Like its bright companion to the west, Hadar is actually two stars which are individually undetectable to the naked eye. The two have similar properties and orbit each other over a period of around 357 days. They are both giant stars and, as with all stars of this size, have evolved rapidly, taking just 30 million years to get to a stage that will take the Sun around 10 billion years. Quite what will happen to these stars when they finally die is unknown but ultimately their decay is determined by their mass. They are thought each to have a mass around ten times that of the Sun, which could mean they will explode violently as supernovae or will fade gently away, releasing their outer layers into space. Hadar and Alpha Centauri are together known as ‘the Pointers’, because a line between them and extended through to the east points at Gacrux, or Gamma Crucis, the northernmost star of the Southern Cross. Gacrux and Acrux, the brightest star in the constellation, together point to the South Celestial Pole.

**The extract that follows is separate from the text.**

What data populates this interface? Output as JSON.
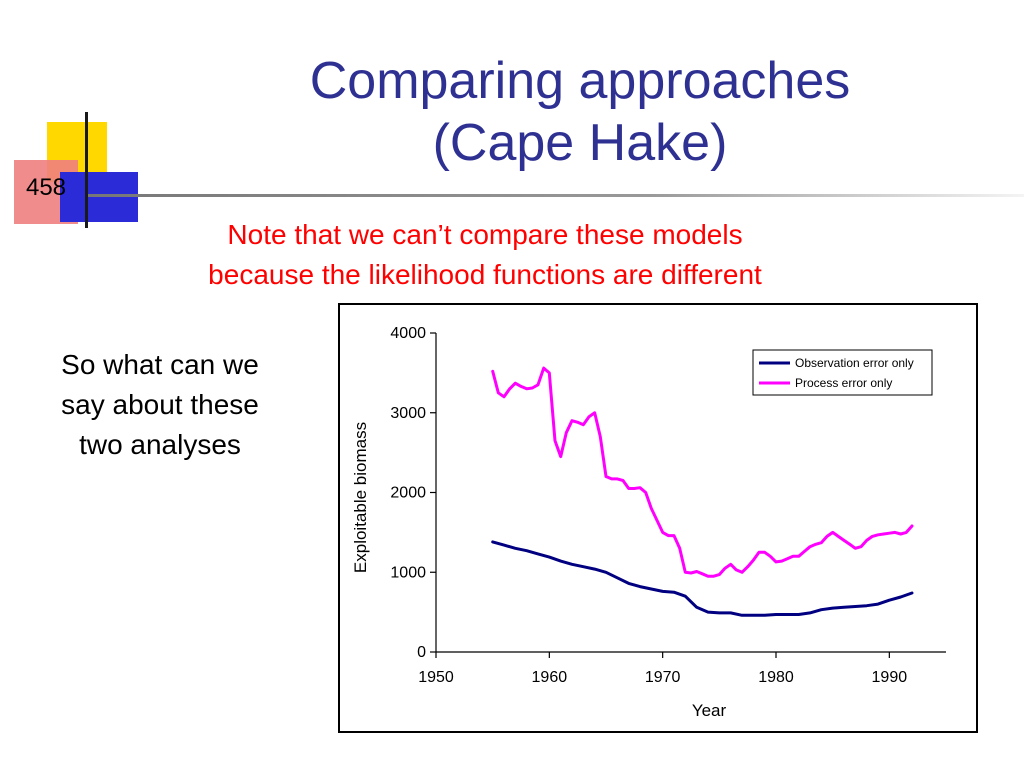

Over to the south-east of Alpha Centauri is a triangular constellation called Triangulum Australe. The angles of the triangle are marked by Atria, the brightest star in the constellation, over to the east, Beta Trianguli Australis at the most northerly angle, and Gamma Trianguli Australis, a star five times the diameter of the Sun, to its south-west. A rather nice yet faint open star cluster is found by following the direction of the triangle as it points to the north. It is given the name of NGC6025 and is easily visible with binoculars about 3 degrees to the north of Beta Trianguli Australis. Another triangle of stars can be seen to the south of Triangulum Australe but it is more elongated. The constellation is called Apus and is thought to represent a Bird of Paradise, but its stars are no brighter than 4th magnitude, making it unremarkable. Stars in the constellation of Octans even further to the south are not much brighter than those in Apus and it is within this constellation that we find the South Celestial Pole. One of its stars, Sigma Octantis, lies within 1.5 degrees of the pole and, although it is only just visible, at magnitude 5.4, it holds the title of the southern Pole Star, or Polaris Australis.